Pastor Anyabwile is of course right. He should also know that revival is not policy.

So what policy is out there? Maybe Peter Moskos is on to something about what California and Chicago police can learn from New York City’s patrol people and their supervisors:

Last year in California, police shot and killed 188 people. That’s a rate of 4.8 per million. New York, Michigan, and Pennsylvania collectively have 3.4 million more people than California (and 3.85 million more African Americans). In these three states, police shot and killed (just?) 53 people. That’s a rate of 1.2 per million. That’s a big difference.

Were police in California able to lower their rate of lethal force to the level of New York, Michigan, and Pennsylvania — and that doesn’t seem too much to ask for — 139 fewer people would be killed by police. And this is just in California! (And California isn’t even the worst state; I’m picking on California because it’s large and very much on the high end.)

Now keep in mind most police-involved shootings are not only legally justifiable, they are necessary and good at the moment the cop pulls the trigger. But that doesn’t mean that the entire situation was inevitable. Cops don’t want to shoot people. They want to stay alive. You give cops a safe way to reduce the chance they have to pull the trigger, and they’ll certainly take it.

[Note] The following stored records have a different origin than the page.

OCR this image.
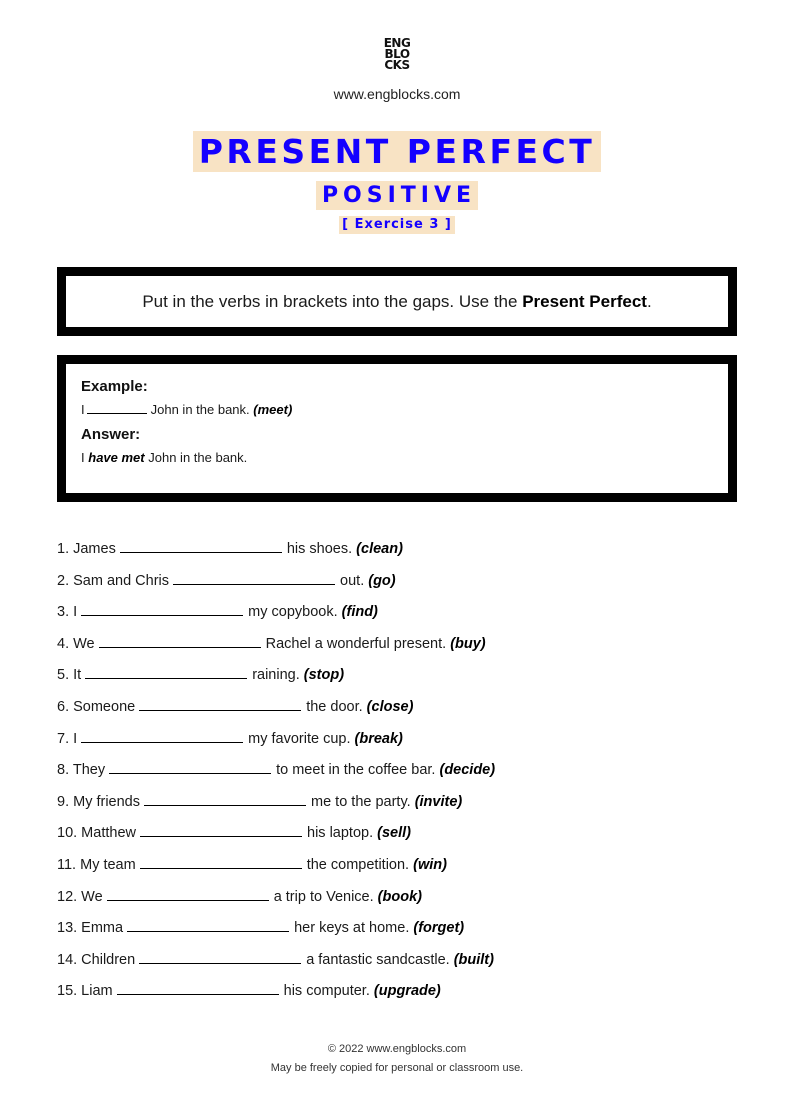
ENG
BLO
CKS
www.engblocks.com
PRESENT PERFECT
POSITIVE
[ Exercise 3 ]
Put in the verbs in brackets into the gaps. Use the Present Perfect.
Example:
I	John in the bank. (meet)
Answer:
I have met John in the bank.
1. James	his shoes. (clean)
2. Sam and Chris	out. (go)
3. I	my copybook. (find)
4. We	Rachel a wonderful present. (buy)
5. It	raining. (stop)
6. Someone	the door. (close)
7. I	my favorite cup. (break)
8. They	to meet in the coffee bar. (decide)
9. My friends	me to the party. (invite)
10. Matthew	his laptop. (sell)
11. My team	the competition. (win)
12. We	a trip to Venice. (book)
13. Emma	her keys at home. (forget)
14. Children	a fantastic sandcastle. (built)
15. Liam	his computer. (upgrade)
© 2022 www.engblocks.com
May be freely copied for personal or classroom use.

I really don’t know what some departments and states are doing right and others wrong. But it’s hard for me to believe that the residents of California are so much more violent and threatening to cops than the good people of New York or Pennsylvania. I suspect lower rates of lethal force has a lot to do with recruitment, training, verbal skills, deescalation techniques, not policing alone, and more restrictive gun laws. (I do not include Tasers on this list.)

If we could bring the national rate of people shot and killed by police (3 per million) down to the level found in, say, New York City (The big bad NYPD shoots and kills just 0.7 per million) we’d reduce the total number of people killed by police 77 percent, from 990 to 231!

The thing is, we don’t need the Holy Spirit’s miraculous powers for this. Providential control is always appreciated.